= Jimmy Constantine =

English footballer

James Joseph Constantine (16 February 1920 – 4 September 1998) was an English professional footballer, who played as a forward for Rochdale, Manchester City, Bury and Millwall.

Constantine's football career started during World War II. He served in the Grenadier Guards, playing for local team Ashton National in his spare time. In 1944 he received an offer of a professional football contract at Rochdale. Three months later he joined Manchester City, playing his first Manchester City match in September 1945. At this time competitive league football was still suspended, though the FA Cup took place. Constantine scored 4 Cup goals and 25 in the Football League North to be the club's highest scorer in 1945–46. When competitive league returned in 1946, Constantine scored 12 goals in 18 games, including a hat-trick against Millwall. Injuries then limited his first-team opportunities, and he was transferred to Bury, where he scored 14 goals in 32 matches.

In the 1948 close season he signed for Millwall in a part exchange deal which saw Bob Kelly go to Bury.
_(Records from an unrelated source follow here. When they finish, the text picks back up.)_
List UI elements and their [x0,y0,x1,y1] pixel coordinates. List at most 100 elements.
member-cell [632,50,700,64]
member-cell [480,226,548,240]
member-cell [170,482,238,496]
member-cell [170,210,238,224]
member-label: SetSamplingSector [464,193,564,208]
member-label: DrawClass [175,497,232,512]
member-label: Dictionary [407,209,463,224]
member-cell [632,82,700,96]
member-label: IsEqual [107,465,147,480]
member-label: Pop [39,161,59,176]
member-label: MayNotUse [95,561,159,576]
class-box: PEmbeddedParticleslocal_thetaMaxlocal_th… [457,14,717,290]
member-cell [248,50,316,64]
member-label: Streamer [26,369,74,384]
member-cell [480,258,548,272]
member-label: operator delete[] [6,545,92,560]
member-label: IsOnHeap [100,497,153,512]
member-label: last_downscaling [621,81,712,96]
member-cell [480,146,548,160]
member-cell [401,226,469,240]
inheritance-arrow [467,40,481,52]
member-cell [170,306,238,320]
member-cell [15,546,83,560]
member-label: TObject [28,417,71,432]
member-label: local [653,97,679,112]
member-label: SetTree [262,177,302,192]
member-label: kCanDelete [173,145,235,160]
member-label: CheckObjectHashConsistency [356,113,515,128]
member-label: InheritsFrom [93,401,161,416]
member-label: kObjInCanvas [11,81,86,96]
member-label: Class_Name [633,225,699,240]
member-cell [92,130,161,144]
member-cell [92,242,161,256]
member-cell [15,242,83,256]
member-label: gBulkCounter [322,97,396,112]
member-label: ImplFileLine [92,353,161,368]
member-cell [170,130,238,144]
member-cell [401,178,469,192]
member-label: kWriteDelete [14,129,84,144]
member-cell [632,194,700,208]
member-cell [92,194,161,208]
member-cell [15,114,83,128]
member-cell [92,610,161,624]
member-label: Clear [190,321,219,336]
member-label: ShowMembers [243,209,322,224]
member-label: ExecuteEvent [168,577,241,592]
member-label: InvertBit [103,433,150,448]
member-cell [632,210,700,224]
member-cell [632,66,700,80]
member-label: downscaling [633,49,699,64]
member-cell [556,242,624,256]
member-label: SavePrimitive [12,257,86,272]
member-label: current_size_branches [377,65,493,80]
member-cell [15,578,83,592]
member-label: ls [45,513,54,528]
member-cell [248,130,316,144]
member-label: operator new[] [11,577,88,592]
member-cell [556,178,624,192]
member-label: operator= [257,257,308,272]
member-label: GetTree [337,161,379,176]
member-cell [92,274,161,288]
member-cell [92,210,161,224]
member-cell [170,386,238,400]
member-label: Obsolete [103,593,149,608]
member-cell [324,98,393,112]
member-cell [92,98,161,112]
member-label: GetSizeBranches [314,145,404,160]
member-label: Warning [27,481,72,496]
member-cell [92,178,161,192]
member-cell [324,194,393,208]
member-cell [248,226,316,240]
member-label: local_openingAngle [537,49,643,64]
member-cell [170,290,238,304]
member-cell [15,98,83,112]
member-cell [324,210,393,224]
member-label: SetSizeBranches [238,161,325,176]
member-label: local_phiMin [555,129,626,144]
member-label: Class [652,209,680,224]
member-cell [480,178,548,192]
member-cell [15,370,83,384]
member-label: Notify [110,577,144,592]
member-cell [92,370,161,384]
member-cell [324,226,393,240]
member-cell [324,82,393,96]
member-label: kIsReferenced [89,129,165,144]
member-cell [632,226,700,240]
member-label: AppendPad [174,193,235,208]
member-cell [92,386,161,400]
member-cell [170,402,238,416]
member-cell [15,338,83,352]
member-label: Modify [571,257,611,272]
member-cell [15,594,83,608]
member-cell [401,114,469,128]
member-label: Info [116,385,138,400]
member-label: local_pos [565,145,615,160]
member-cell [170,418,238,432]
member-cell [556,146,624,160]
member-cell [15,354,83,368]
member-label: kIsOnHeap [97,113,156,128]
He made his debut against Port Vale on 21 August 1948, and subsequently played for Millwall for four seasons, finishing as the club's top goalscorer in three of them.

One of the most outstanding games Constantine played for The Lions was on 23 October 1948 against Notts County at The Den where a crowd of 46,000 had gathered to watch the great Tommy Lawton. Millwall and Constantine played brilliantly and won the game 3 – 2 with Constantine netting a brace. The newspaper headlines the following day read: "Constantine Shows Lawton How To Head." He made 153 appearances for The Lions, scoring 80 goals, and is fifth on Millwall's all-time leading scorer list.

Constantine remained a Millwall supporter, and was a regular in the Duke of Albany pub, in New Cross where he mixed freely with The Lions fans, sharing a joke and happily signing autographs until his death which was due to stomach cancer in 1998.